Once OpenRefine is downloaded, you can click on the blue diamond icon to launch it. First a small Java window will appear, which can be minimized and kept running in the background. Next the program itself will load in your default browser window.

You can open files stored on your computer in many different formats, including CSV, Excel, JSON, and XML. If you've downloaded the CSV file for these exercises from Google Drive, you can browse and open that file here.

You can also type in Web addresses of files. When your files have been selected or typed in, click Next.

After loading your file, you will see a preview of the first few rows of data. At the top of this preview screen you have the option to rename the data file on which you're working. Keep in mind that this file is a copy of your original data file, and that the original will not be changed in any way. Re-naming the file in OpenRefine can keep it from being confused with the original data file.

At the bottom of this screen are additional options for setting up your project. For the NEISS dataset the Character encoding works best set on UTF-8; other options are available in the drop down menu if the characters are populating incorrectly in this preview screen. To the right, check the box to parse the text of the first line of your dataset as column headers. For the purpose of these exercises, make sure that "Parse cell text into number, dates, etc." is unchecked, so OpenRefine won't automatically try to identify numbers, dates, etc. In other scenarios, however, you may wish to check this box.

When your configuration screen looks like the one below, click "Create Project" in the upper right corner.

Most operations in OpenRefine start with the menu options that can be seen by clicking the drop down arrow at the top of each column. Generally in OpenRefine you'll transform data in one column at a time. However the drop down arrow next to 'All' on the far left of the screen allows you to perform operations affecting all rows or all columns.

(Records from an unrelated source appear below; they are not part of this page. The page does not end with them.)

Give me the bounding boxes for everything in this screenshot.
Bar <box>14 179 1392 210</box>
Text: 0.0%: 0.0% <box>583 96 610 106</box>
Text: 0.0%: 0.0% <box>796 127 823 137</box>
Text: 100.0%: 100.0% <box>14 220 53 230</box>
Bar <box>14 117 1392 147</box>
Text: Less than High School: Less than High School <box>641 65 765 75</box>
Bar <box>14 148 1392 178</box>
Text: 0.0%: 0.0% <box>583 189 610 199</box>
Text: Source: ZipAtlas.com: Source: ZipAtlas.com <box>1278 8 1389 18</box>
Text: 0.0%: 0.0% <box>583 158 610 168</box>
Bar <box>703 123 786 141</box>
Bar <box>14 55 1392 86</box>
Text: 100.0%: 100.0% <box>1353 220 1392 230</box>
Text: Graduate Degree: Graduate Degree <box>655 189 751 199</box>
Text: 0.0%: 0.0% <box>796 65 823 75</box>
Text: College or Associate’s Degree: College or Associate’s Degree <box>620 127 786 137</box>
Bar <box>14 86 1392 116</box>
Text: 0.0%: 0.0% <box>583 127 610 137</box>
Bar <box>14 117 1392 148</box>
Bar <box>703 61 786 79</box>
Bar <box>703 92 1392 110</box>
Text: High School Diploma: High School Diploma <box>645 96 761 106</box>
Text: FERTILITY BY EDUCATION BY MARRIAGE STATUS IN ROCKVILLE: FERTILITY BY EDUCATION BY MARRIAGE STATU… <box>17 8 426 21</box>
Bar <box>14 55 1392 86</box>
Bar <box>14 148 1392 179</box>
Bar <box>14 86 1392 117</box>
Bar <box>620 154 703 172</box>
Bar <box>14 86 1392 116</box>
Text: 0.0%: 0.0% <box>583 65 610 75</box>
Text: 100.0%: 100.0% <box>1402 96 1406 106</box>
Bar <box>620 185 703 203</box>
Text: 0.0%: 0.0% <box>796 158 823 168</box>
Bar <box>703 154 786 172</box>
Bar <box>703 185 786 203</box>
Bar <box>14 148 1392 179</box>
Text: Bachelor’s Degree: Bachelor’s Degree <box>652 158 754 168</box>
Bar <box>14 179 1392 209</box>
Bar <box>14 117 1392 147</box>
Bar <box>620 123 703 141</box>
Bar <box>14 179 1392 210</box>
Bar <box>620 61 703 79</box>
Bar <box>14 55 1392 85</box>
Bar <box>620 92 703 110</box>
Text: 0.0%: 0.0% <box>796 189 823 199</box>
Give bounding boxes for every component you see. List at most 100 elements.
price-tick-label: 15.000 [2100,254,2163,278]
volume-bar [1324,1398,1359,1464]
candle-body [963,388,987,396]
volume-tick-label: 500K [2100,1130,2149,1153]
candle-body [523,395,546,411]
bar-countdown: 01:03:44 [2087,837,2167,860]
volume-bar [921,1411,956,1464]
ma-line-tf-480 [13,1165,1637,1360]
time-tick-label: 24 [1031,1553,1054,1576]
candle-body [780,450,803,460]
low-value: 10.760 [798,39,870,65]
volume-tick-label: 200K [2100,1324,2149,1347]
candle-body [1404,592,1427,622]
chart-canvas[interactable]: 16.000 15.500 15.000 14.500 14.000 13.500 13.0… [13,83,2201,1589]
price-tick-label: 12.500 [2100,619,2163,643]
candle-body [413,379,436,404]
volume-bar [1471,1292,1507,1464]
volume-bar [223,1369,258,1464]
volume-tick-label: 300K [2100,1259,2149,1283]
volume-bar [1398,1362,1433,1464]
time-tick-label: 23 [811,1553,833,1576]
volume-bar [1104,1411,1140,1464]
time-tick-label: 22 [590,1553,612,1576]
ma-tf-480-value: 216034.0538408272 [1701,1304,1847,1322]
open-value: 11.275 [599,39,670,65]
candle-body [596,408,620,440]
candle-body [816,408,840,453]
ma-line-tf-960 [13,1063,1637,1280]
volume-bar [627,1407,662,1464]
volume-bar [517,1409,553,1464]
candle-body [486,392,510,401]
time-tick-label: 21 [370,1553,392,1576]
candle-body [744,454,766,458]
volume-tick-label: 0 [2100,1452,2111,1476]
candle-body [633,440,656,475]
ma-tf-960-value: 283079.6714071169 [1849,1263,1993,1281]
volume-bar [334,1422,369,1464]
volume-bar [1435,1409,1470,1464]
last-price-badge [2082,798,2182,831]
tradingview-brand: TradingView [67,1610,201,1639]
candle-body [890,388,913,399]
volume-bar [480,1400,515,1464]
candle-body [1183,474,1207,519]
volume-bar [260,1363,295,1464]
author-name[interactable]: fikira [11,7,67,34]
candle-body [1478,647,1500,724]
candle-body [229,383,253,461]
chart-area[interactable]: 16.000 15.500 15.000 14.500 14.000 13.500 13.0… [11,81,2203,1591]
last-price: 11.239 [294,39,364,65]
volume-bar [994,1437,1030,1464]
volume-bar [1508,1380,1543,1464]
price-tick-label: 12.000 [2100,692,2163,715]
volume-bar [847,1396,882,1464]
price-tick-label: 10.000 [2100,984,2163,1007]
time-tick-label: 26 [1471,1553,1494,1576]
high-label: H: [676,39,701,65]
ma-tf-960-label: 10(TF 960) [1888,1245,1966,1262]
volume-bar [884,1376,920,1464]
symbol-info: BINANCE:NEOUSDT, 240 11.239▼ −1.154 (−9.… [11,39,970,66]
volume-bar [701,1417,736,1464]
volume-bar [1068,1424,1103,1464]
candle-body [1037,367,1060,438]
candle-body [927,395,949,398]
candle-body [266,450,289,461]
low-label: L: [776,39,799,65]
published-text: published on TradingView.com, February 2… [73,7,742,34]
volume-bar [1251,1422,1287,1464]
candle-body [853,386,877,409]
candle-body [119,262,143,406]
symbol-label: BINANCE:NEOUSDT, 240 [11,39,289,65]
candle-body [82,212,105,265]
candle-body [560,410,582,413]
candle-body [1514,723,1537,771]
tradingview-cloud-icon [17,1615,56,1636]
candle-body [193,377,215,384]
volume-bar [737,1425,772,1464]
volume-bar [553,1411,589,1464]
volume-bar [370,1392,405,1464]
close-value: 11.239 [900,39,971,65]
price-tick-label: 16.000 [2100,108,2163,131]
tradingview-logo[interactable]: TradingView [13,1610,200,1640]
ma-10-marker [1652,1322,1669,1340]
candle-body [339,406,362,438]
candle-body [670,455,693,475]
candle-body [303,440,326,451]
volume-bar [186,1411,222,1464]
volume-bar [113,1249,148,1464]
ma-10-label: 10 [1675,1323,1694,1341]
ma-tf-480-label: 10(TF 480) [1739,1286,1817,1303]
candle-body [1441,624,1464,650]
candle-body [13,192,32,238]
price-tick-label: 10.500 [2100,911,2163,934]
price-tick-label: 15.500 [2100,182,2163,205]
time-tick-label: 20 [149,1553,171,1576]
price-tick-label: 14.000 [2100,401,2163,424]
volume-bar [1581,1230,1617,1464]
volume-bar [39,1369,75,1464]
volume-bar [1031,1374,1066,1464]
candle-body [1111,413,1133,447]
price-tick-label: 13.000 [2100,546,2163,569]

One of the most helpful features to know about from the All column menu is under Edit Columns and is called 'Reorder/remove columns.' By selecting this, you will be presented with a list of all the columns in the spreadsheet, listed in the same order from top to bottom that they appear left to right on the screen. Use this feature to drag columns toward the top if you'd like them farther left on the screen, since columns appearing on the right may be difficult to view.